Aron was definitely not playing around with the security measures he had implemented to protect his empire, and the entire planet by extension. Once he gathered enough resources, he would even implement what he had named “Project Loki” throughout the entire solar system, blocking the accurate view from the heliopause.

Not to mention the spy prevention, just the shield itself would act as a very effective first line of defense against potentially hostile alien invasions. In preparation for the implementation, another quantum supercluster had been dedicated to creating the image of an interplanetary war and the resulting ruined solar system left behind, providing the Sol System with a thick protective barrier as well as camouflage that would make it uninteresting in the first place.

And the protection of the solar system would be thoroughly planned, leaving no loopholes for observers to discover that it was faked, unlike the loophole left in Earth itself’s coverage.
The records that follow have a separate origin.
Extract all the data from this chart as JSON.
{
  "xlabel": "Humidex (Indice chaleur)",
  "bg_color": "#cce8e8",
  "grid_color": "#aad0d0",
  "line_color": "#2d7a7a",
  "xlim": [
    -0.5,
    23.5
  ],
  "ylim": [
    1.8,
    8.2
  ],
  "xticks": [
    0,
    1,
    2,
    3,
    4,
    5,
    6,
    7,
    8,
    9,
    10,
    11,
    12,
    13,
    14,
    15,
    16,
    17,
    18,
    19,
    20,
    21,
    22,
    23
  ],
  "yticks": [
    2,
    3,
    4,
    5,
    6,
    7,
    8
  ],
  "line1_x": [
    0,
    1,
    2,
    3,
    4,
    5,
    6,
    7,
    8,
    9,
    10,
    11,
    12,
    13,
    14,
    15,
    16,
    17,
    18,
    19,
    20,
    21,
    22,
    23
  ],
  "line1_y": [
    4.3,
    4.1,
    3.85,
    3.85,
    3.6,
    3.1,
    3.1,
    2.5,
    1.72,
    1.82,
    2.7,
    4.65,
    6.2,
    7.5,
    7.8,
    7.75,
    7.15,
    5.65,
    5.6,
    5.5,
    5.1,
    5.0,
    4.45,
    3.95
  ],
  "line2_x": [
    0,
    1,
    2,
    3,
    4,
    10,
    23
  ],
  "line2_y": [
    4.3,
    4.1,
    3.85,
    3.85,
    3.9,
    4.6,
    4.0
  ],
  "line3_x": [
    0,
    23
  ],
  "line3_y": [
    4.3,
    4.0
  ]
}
Or rather, there would only be a single loophole, which was that if someone was already looking and had spotted the discrepancy where Earth went from a thriving planet to a dying one literally overnight, they would be suspicious of a system-wide war.

But the odds of that happening were slim, according to all of Nova’s calculations. The planet would have had to already be under observation in order for them to notice the discrepancy caused by Aron enabling the shield’s visual projection feature. And that would require the observing party to be in the right place at the right time and paying attention to the right thing moment by moment.

The odds of that happening were low enough, statistically, that Aron had decided it was worth the risk.